With Election Day less than two months away, ensuring that all votes cast by the military are counted is a major concern after problems surfaced in previous elections.

Some lawmakers are concerned that ballots won’t make it back in time to the states because the overseas voting process is so complex, time consuming and at times dysfunctional.

The potential voters include 1.4 million active duty members of the military and an almost equal number of their family members on bases across the country and overseas.

About 225,000 of them are deployed in Iraq and Afghanistan, with some in remote and inaccessible areas. 

Burns, one of the most vulnerable GOP incumbents, has pushed to make sure the Pentagon implemented one of his initiatives on the issue.

Burns had a hold on five civilian Pentagon nominees in August until the Defense Department committed to easing the voting process for the military this year.

And now Pentagon officials have initiated Armed Forces Voter Week to highlight their efforts to tackle the problem.

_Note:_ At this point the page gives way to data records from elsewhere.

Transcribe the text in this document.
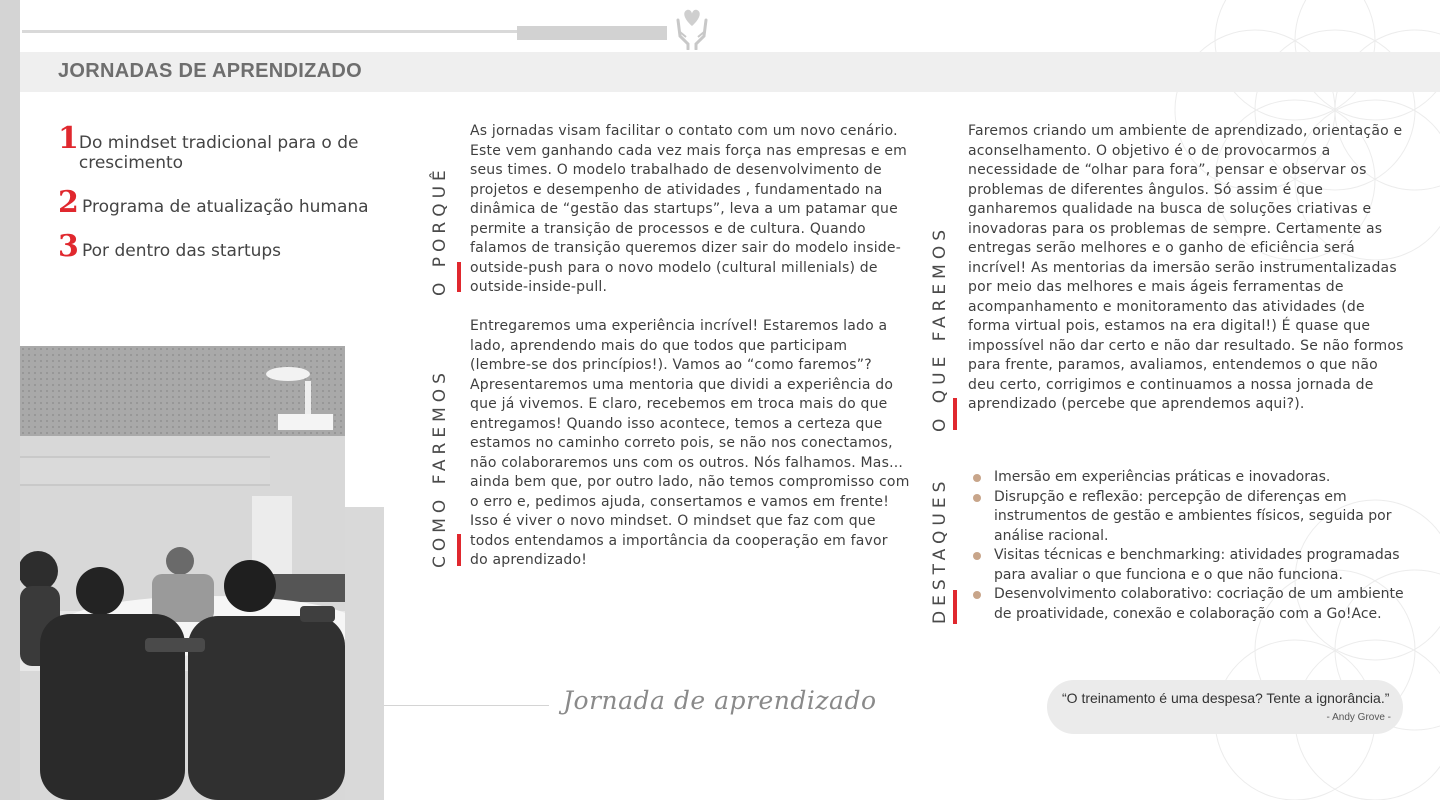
JORNADAS DE APRENDIZADO
1 Do mindset tradicional para o de crescimento
2 Programa de atualização humana
3 Por dentro das startups	O PORQUÊ
As jornadas visam facilitar o contato com um novo cenário. Este vem ganhando cada vez mais força nas empresas e em seus times. O modelo trabalhado de desenvolvimento de projetos e desempenho de atividades , fundamentado na dinâmica de “gestão das startups”, leva a um patamar que permite a transição de processos e de cultura. Quando falamos de transição queremos dizer sair do modelo inside-outside-push para o novo modelo (cultural millenials) de outside-inside-pull.
COMO FAREMOS
Entregaremos uma experiência incrível! Estaremos lado a lado, aprendendo mais do que todos que participam (lembre-se dos princípios!). Vamos ao “como faremos”? Apresentaremos uma mentoria que dividi a experiência do que já vivemos. E claro, recebemos em troca mais do que entregamos! Quando isso acontece, temos a certeza que estamos no caminho correto pois, se não nos conectamos, não colaboraremos uns com os outros. Nós falhamos. Mas... ainda bem que, por outro lado, não temos compromisso com o erro e, pedimos ajuda, consertamos e vamos em frente! Isso é viver o novo mindset. O mindset que faz com que todos entendamos a importância da cooperação em favor do aprendizado!
O QUE FAREMOS
Faremos criando um ambiente de aprendizado, orientação e aconselhamento. O objetivo é o de provocarmos a necessidade de “olhar para fora”, pensar e observar os problemas de diferentes ângulos. Só assim é que ganharemos qualidade na busca de soluções criativas e inovadoras para os problemas de sempre. Certamente as entregas serão melhores e o ganho de eficiência será incrível! As mentorias da imersão serão instrumentalizadas por meio das melhores e mais ágeis ferramentas de acompanhamento e monitoramento das atividades (de forma virtual pois, estamos na era digital!) É quase que impossível não dar certo e não dar resultado. Se não formos para frente, paramos, avaliamos, entendemos o que não deu certo, corrigimos e continuamos a nossa jornada de aprendizado (percebe que aprendemos aqui?).
DESTAQUES	Imersão em experiências práticas e inovadoras.
Disrupção e reflexão: percepção de diferenças em instrumentos de gestão e ambientes físicos, seguida por análise racional.
Visitas técnicas e benchmarking: atividades programadas para avaliar o que funciona e o que não funciona.
Desenvolvimento colaborativo: cocriação de um ambiente de proatividade, conexão e colaboração com a Go!Ace.
Jornada de aprendizado	“O treinamento é uma despesa? Tente a ignorância.”
- Andy Grove -
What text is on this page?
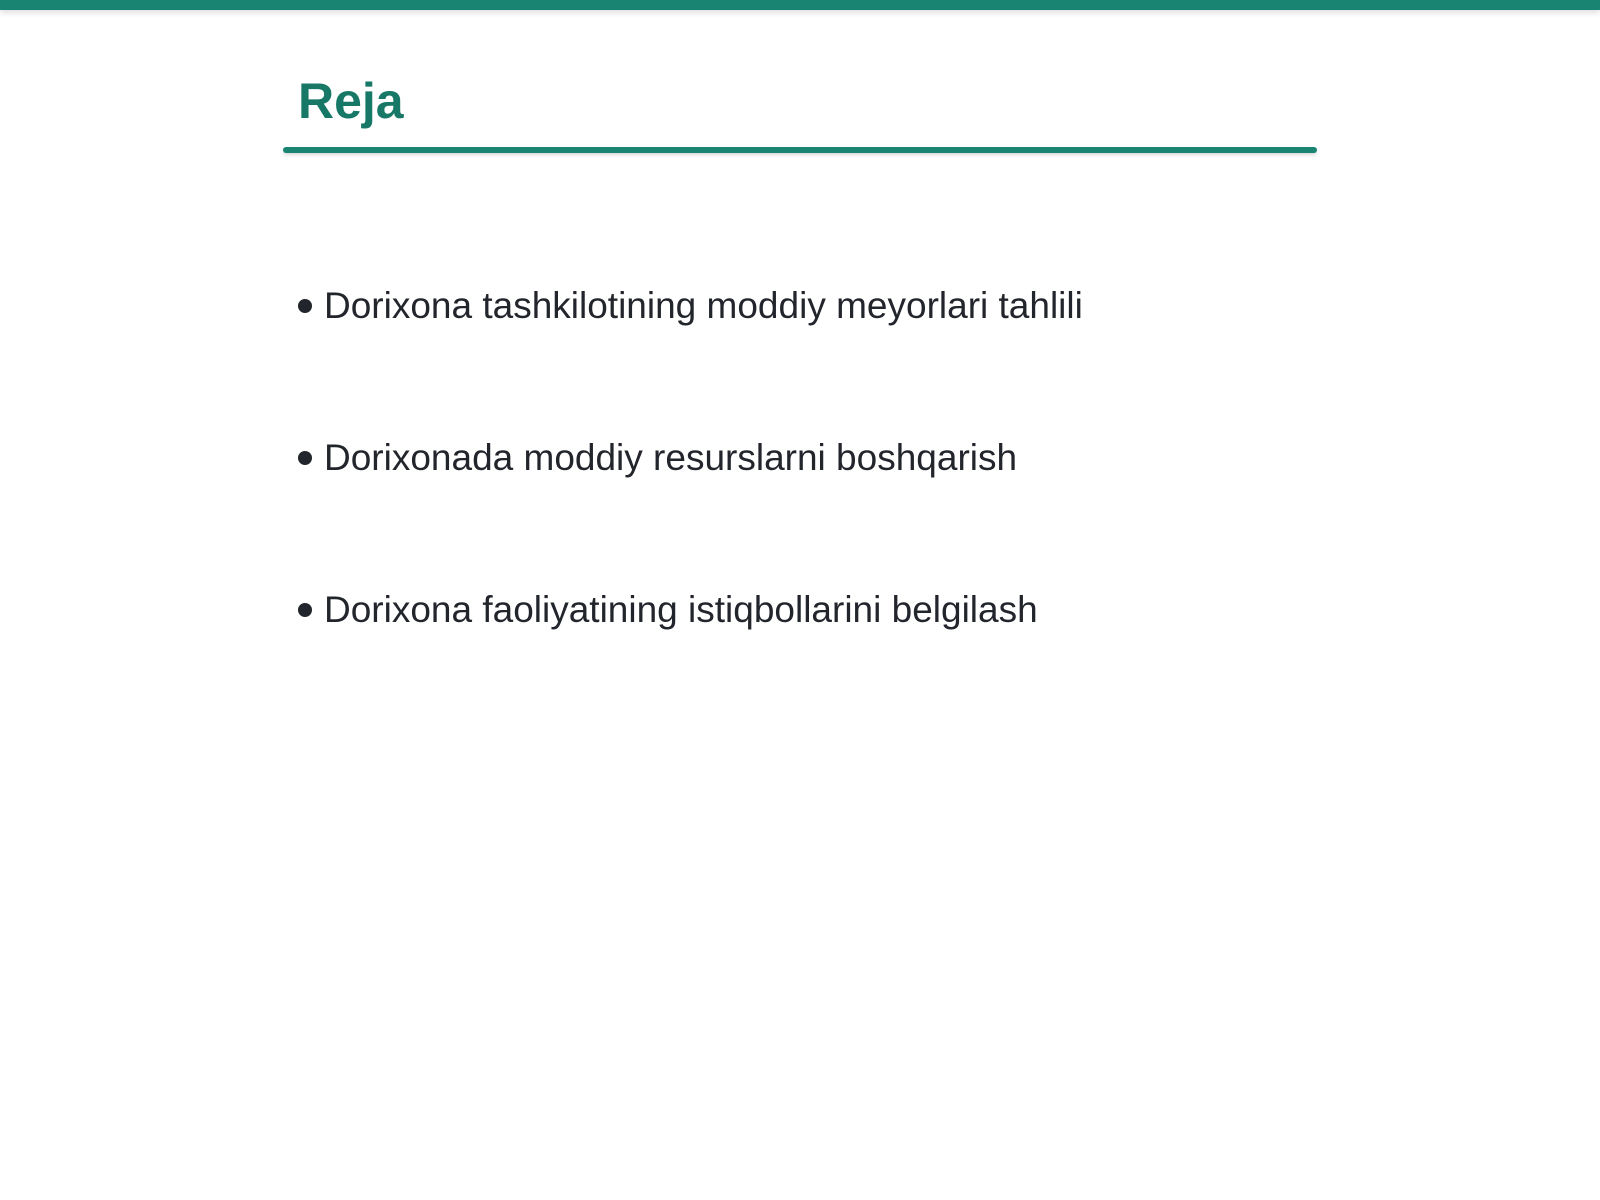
Reja
Dorixona tashkilotining moddiy meyorlari tahlili
Dorixonada moddiy resurslarni boshqarish
Dorixona faoliyatining istiqbollarini belgilash
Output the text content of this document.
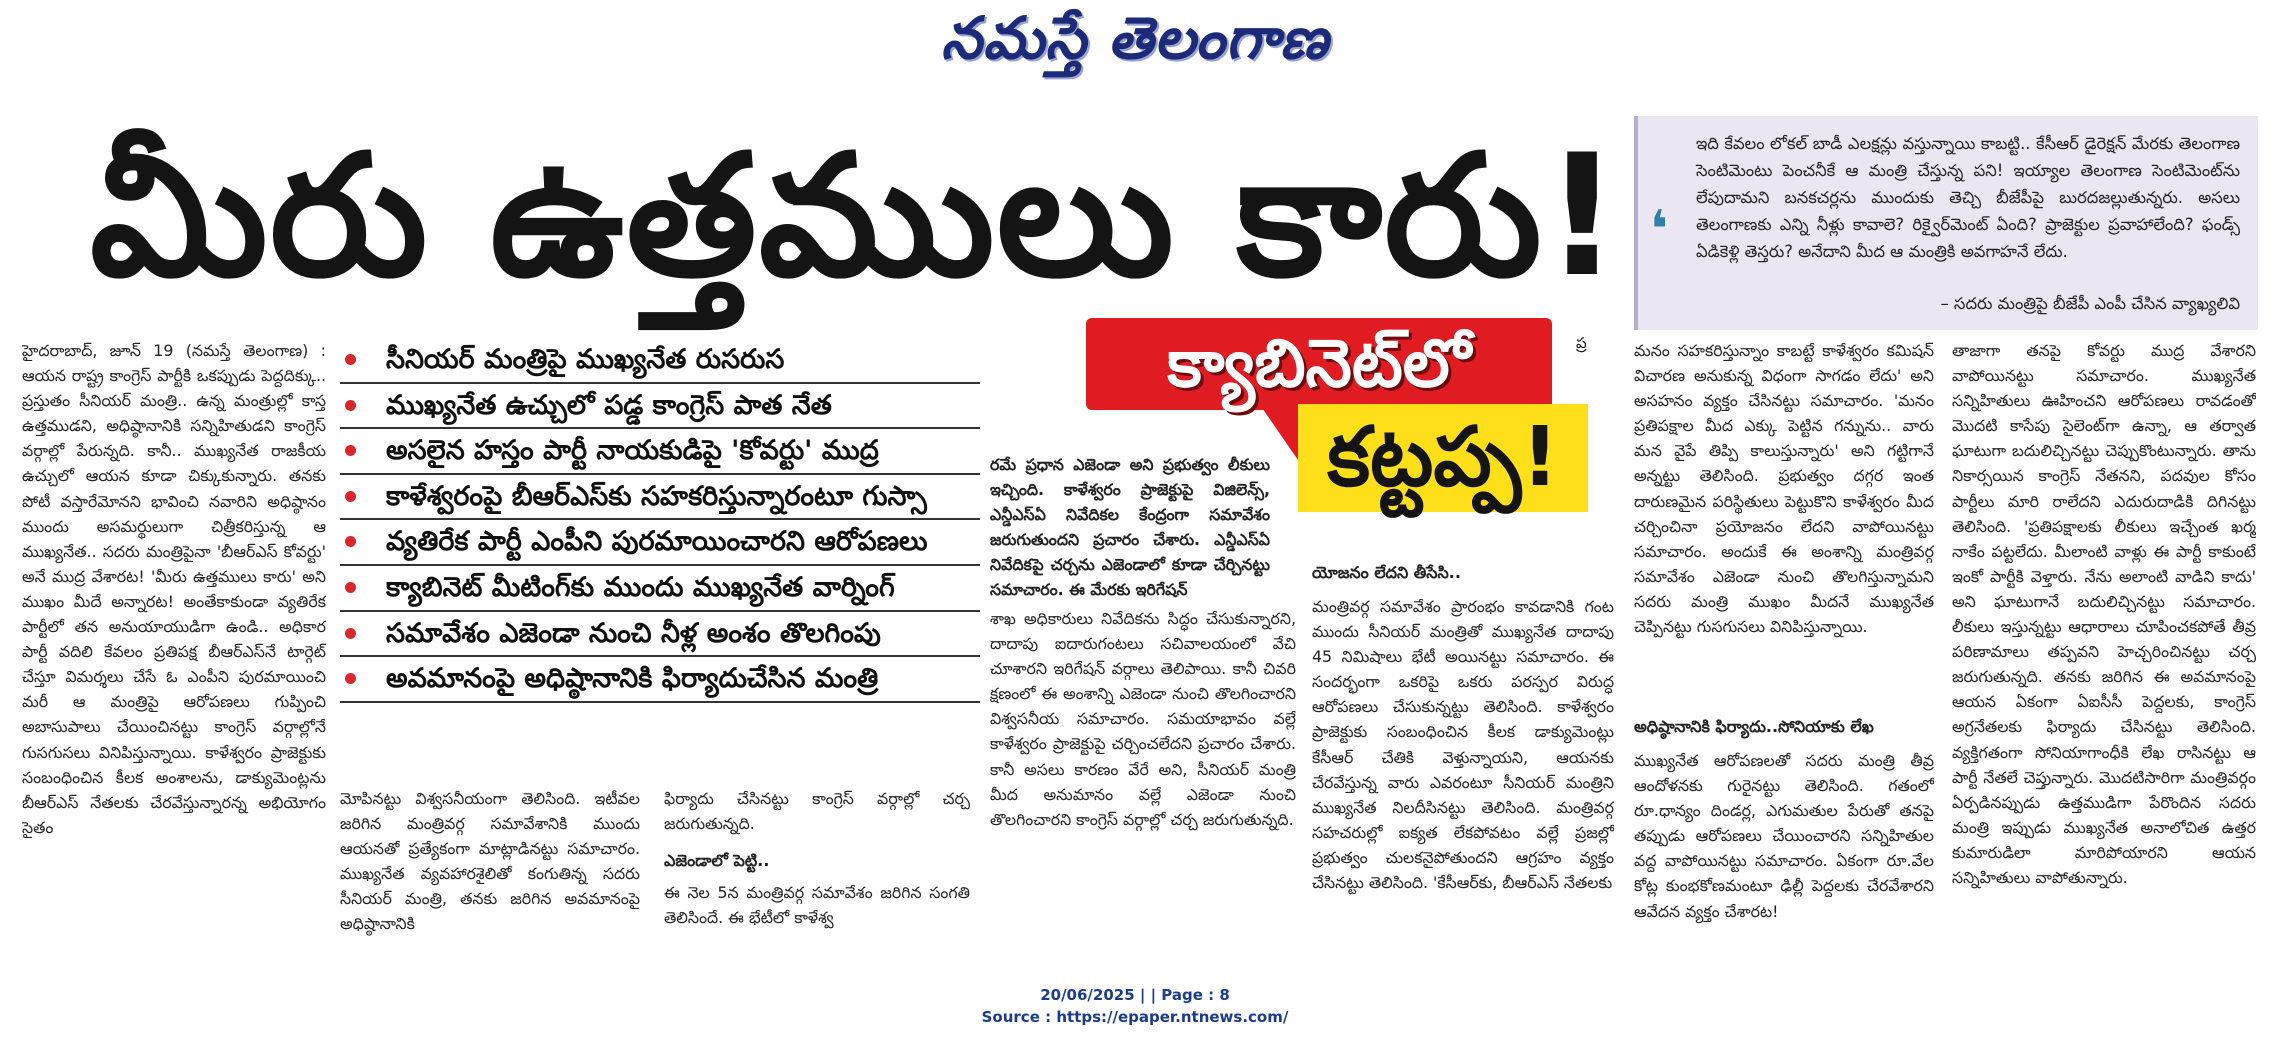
నమస్తే తెలంగాణ
మీరు ఉత్తములు కారు! ❛
ఇది కేవలం లోకల్ బాడీ ఎలక్షన్లు వస్తున్నాయి కాబట్టి.. కేసీఆర్ డైరెక్షన్ మేరకు తెలంగాణ సెంటిమెంటు పెంచనీకే ఆ మంత్రి చేస్తున్న పని! ఇయ్యాల తెలంగాణ సెంటిమెంట్‌ను లేపుదామని బనకచర్లను ముందుకు తెచ్చి బీజేపీపై బురదజల్లుతున్నరు. అసలు తెలంగాణకు ఎన్ని నీళ్లు కావాలె? రిక్వైర్‌మెంట్ ఏంది? ప్రాజెక్టుల ప్రవాహాలేంది? ఫండ్స్ ఏడికెళ్లి తెస్తరు? అనేదాని మీద ఆ మంత్రికి అవగాహనే లేదు.
– సదరు మంత్రిపై బీజేపీ ఎంపీ చేసిన వ్యాఖ్యలివి
సీనియర్ మంత్రిపై ముఖ్యనేత రుసరుస
ముఖ్యనేత ఉచ్చులో పడ్డ కాంగ్రెస్ పాత నేత
అసలైన హస్తం పార్టీ నాయకుడిపై 'కోవర్టు' ముద్ర
కాళేశ్వరంపై బీఆర్ఎస్‌కు సహకరిస్తున్నారంటూ గుస్సా
వ్యతిరేక పార్టీ ఎంపీని పురమాయించారని ఆరోపణలు
క్యాబినెట్ మీటింగ్‌కు ముందు ముఖ్యనేత వార్నింగ్
సమావేశం ఎజెండా నుంచి నీళ్ల అంశం తొలగింపు
అవమానంపై అధిష్ఠానానికి ఫిర్యాదుచేసిన మంత్రి
క్యాబినెట్‌లో
కట్టప్ప!
ప్ర
హైదరాబాద్, జూన్ 19 (నమస్తే తెలంగాణ) : ఆయన రాష్ట్ర కాంగ్రెస్ పార్టీకి ఒకప్పుడు పెద్దదిక్కు.. ప్రస్తుతం సీనియర్ మంత్రి.. ఉన్న మంత్రుల్లో కాస్త ఉత్తముడని, అధిష్ఠానానికి సన్నిహితుడని కాంగ్రెస్ వర్గాల్లో పేరున్నది. కానీ.. ముఖ్యనేత రాజకీయ ఉచ్చులో ఆయన కూడా చిక్కుకున్నారు. తనకు పోటీ వస్తారేమోనని భావించి నవారిని అధిష్ఠానం ముందు అసమర్థులుగా చిత్రీకరిస్తున్న ఆ ముఖ్యనేత.. సదరు మంత్రిపైనా 'బీఆర్ఎస్ కోవర్టు' అనే ముద్ర వేశారట! 'మీరు ఉత్తములు కారు' అని ముఖం మీదే అన్నారట! అంతేకాకుండా వ్యతిరేక పార్టీలో తన అనుయాయుడిగా ఉండి.. అధికార పార్టీ వదిలి కేవలం ప్రతిపక్ష బీఆర్ఎస్‌నే టార్గెట్ చేస్తూ విమర్శలు చేసే ఓ ఎంపీని పురమాయించి మరీ ఆ మంత్రిపై ఆరోపణలు గుప్పించి అబాసుపాలు చేయించినట్టు కాంగ్రెస్ వర్గాల్లోనే గుసగుసలు వినిపిస్తున్నాయి. కాళేశ్వరం ప్రాజెక్టుకు సంబంధించిన కీలక అంశాలను, డాక్యుమెంట్లను బీఆర్ఎస్ నేతలకు చేరవేస్తున్నారన్న అభియోగం సైతం
మోపినట్టు విశ్వసనీయంగా తెలిసింది. ఇటీవల జరిగిన మంత్రివర్గ సమావేశానికి ముందు ఆయనతో ప్రత్యేకంగా మాట్లాడినట్టు సమాచారం. ముఖ్యనేత వ్యవహారశైలితో కంగుతిన్న సదరు సీనియర్ మంత్రి, తనకు జరిగిన అవమానంపై అధిష్ఠానానికి
ఫిర్యాదు చేసినట్టు కాంగ్రెస్ వర్గాల్లో చర్చ జరుగుతున్నది.
ఎజెండాలో పెట్టి..
ఈ నెల 5న మంత్రివర్గ సమావేశం జరిగిన సంగతి తెలిసిందే. ఈ భేటీలో కాళేశ్వ
రమే ప్రధాన ఎజెండా అని ప్రభుత్వం లీకులు ఇచ్చింది. కాళేశ్వరం ప్రాజెక్టుపై విజిలెన్స్, ఎన్డీఎస్ఏ నివేదికల కేంద్రంగా సమావేశం జరుగుతుందని ప్రచారం చేశారు. ఎన్డీఎస్ఏ నివేదికపై చర్చను ఎజెండాలో కూడా చేర్చినట్టు సమాచారం. ఈ మేరకు ఇరిగేషన్
శాఖ అధికారులు నివేదికను సిద్ధం చేసుకున్నారని, దాదాపు ఐదారుగంటలు సచివాలయంలో వేచి చూశారని ఇరిగేషన్ వర్గాలు తెలిపాయి. కానీ చివరి క్షణంలో ఈ అంశాన్ని ఎజెండా నుంచి తొలగించారని విశ్వసనీయ సమాచారం. సమయాభావం వల్లే కాళేశ్వరం ప్రాజెక్టుపై చర్చించలేదని ప్రచారం చేశారు. కానీ అసలు కారణం వేరే అని, సీనియర్ మంత్రి మీద అనుమానం వల్లే ఎజెండా నుంచి తొలగించారని కాంగ్రెస్ వర్గాల్లో చర్చ జరుగుతున్నది.
యోజనం లేదని తీసేసి..
మంత్రివర్గ సమావేశం ప్రారంభం కావడానికి గంట ముందు సీనియర్ మంత్రితో ముఖ్యనేత దాదాపు 45 నిమిషాలు భేటీ అయినట్టు సమాచారం. ఈ సందర్భంగా ఒకరిపై ఒకరు పరస్పర విరుద్ధ ఆరోపణలు చేసుకున్నట్టు తెలిసింది. కాళేశ్వరం ప్రాజెక్టుకు సంబంధించిన కీలక డాక్యుమెంట్లు కేసీఆర్ చేతికి వెళ్తున్నాయని, ఆయనకు చేరవేస్తున్న వారు ఎవరంటూ సీనియర్ మంత్రిని ముఖ్యనేత నిలదీసినట్టు తెలిసింది. మంత్రివర్గ సహచరుల్లో ఐక్యత లేకపోవటం వల్లే ప్రజల్లో ప్రభుత్వం చులకనైపోతుందని ఆగ్రహం వ్యక్తం చేసినట్టు తెలిసింది. 'కేసీఆర్‌కు, బీఆర్ఎస్ నేతలకు
మనం సహకరిస్తున్నాం కాబట్టే కాళేశ్వరం కమిషన్ విచారణ అనుకున్న విధంగా సాగడం లేదు' అని అసహనం వ్యక్తం చేసినట్టు సమాచారం. 'మనం ప్రతిపక్షాల మీద ఎక్కు పెట్టిన గన్నును.. వారు మన వైపే తిప్పి కాలుస్తున్నారు' అని గట్టిగానే అన్నట్టు తెలిసింది. ప్రభుత్వం దగ్గర ఇంత దారుణమైన పరిస్థితులు పెట్టుకొని కాళేశ్వరం మీద చర్చించినా ప్రయోజనం లేదని వాపోయినట్టు సమాచారం. అందుకే ఈ అంశాన్ని మంత్రివర్గ సమావేశం ఎజెండా నుంచి తొలగిస్తున్నామని సదరు మంత్రి ముఖం మీదనే ముఖ్యనేత చెప్పినట్టు గుసగుసలు వినిపిస్తున్నాయి.
అధిష్ఠానానికి ఫిర్యాదు..సోనియాకు లేఖ
ముఖ్యనేత ఆరోపణలతో సదరు మంత్రి తీవ్ర ఆందోళనకు గురైనట్టు తెలిసింది. గతంలో రూ.ధాన్యం దిండర్ల, ఎగుమతుల పేరుతో తనపై తప్పుడు ఆరోపణలు చేయించారని సన్నిహితుల వద్ద వాపోయినట్టు సమాచారం. ఏకంగా రూ.వేల కోట్ల కుంభకోణమంటూ ఢిల్లీ పెద్దలకు చేరవేశారని ఆవేదన వ్యక్తం చేశారట!
తాజాగా తనపై కోవర్టు ముద్ర వేశారని వాపోయినట్టు సమాచారం. ముఖ్యనేత సన్నిహితులు ఊహించని ఆరోపణలు రావడంతో మొదటి కాసేపు సైలెంట్‌గా ఉన్నా, ఆ తర్వాత ఘాటుగా బదులిచ్చినట్టు చెప్పుకొంటున్నారు. తాను నికార్సయిన కాంగ్రెస్ నేతనని, పదవుల కోసం పార్టీలు మారి రాలేదని ఎదురుదాడికి దిగినట్టు తెలిసింది. 'ప్రతిపక్షాలకు లీకులు ఇచ్చేంత ఖర్మ నాకేం పట్టలేదు. మీలాంటి వాళ్లు ఈ పార్టీ కాకుంటే ఇంకో పార్టీకి వెళ్తారు. నేను అలాంటి వాడిని కాదు' అని ఘాటుగానే బదులిచ్చినట్టు సమాచారం. లీకులు ఇస్తున్నట్టు ఆధారాలు చూపించకపోతే తీవ్ర పరిణామాలు తప్పవని హెచ్చరించినట్టు చర్చ జరుగుతున్నది. తనకు జరిగిన ఈ అవమానంపై ఆయన ఏకంగా ఏఐసీసీ పెద్దలకు, కాంగ్రెస్ అగ్రనేతలకు ఫిర్యాదు చేసినట్టు తెలిసింది. వ్యక్తిగతంగా సోనియాగాంధీకి లేఖ రాసినట్టు ఆ పార్టీ నేతలే చెప్తున్నారు. మొదటిసారిగా మంత్రివర్గం ఏర్పడినప్పుడు ఉత్తముడిగా పేరొందిన సదరు మంత్రి ఇప్పుడు ముఖ్యనేత అనాలోచిత ఉత్తర కుమారుడిలా మారిపోయారని ఆయన సన్నిహితులు వాపోతున్నారు.
20/06/2025 | | Page : 8
Source : https://epaper.ntnews.com/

During conference negotiations for a war-emergency supplemental bill in June, lawmakers added legislation sponsored by Burns, a defense appropriator, that allotted $2.5 million for a pilot program that enables military voters to request and receive their ballots for the 2006 election through the Internet.

“In the last several years, we’ve had a special challenge of reaching the deployed warrior on the battlefield,” said Michael Dominguez, the principal deputy undersecretary for defense for personnel and readiness. 

Deployed troops may not be where their mailing addresses are, and if they are, they are likely to move before mail can reach them, he added.

“That’s a particular problem in voting where time does matter,” he said.

Through its Federal Voting Assistance Program, the Pentagon is looking at the option of the military using either e-mail or a secure server similar to online banking to connect to their local voting officials in order to request a ballot and receive ballots over the Internet, Dominguez explained.

“Where fax lines aren’t available, where the mail is going to be problematic, most people can get to e-mail or to the web at least for some part of their day and we hope to be able to address that,” he said.

Troops have been able to have web access in Iraq, Afghanistan and other parts of the world through the military’s satellite network.

“The states are in control about whether and how they will accept those kind of technologies,” Dominguez said. “We have reached out to the states and we’ve gotten help from the members of the Congress in encouraging their states to participate with us in this kind of program.”

Federal voting assistance officials are also working with the U.S. Postal Service and the Military Postal Service Agency to make sure that mail will be able to move in some of the more remote areas, said Polli Brunelli, who heads the program.

Brunelli said that her office also is working to allow for the blank ballots to be faxed.

The Pentagon is counting on its improved voting website to smooth the military voting process. Part of the improvement is the addition of a link to the integrated voting alternative site, which has an interactive map that lists all the voting options allowed by each state.

The Defense Department is not only responsible for the troops’ voting, but also for the balloting process for all expatriate voters. Currently, there are about 3.7 million Americans living overseas.

“Fighting a huge bureaucracy averse to change is always difficult,” Burns said in a statement. “And I will continue to do all I can here in the Senate to make sure we hold the feet of that bureaucracy to the fire to make sure our brave men and women in uniform are able to exercise their fundamental right as Americans.”

About 1,300 troops are deployed from Montana this year, said Derek Hunter, Burns’ spokesman. Burns became interested in the matter after the uproar over the military ballots in 2000 and after one of his own staff members, who at the time was deployed in Japan, told him he was disenfranchised, Hunter recalled.

Burns is not alone in his quest to ensure that the military gets to cast its vote. Another vulnerable incumbent, Sen. Rick Santorum (R-Pa.), took interest in the issue after scandal erupted in his state because members of the military said that they were not able to vote. Meanwhile, Pennsylvania Governor Ed Rendell (D) also introduced legislation to ensure that the military and overseas voters are not disenfranchised.

According to Hunter, Burns has also been working with Sens. Elizabeth Dole (R-N.C.) and David Vitter (R-La.).

In a report released last year, the National Defense Committee, a pro-military organization, said that the military absentee voter disenfranchisement rate in the 2004 election was 24 percent.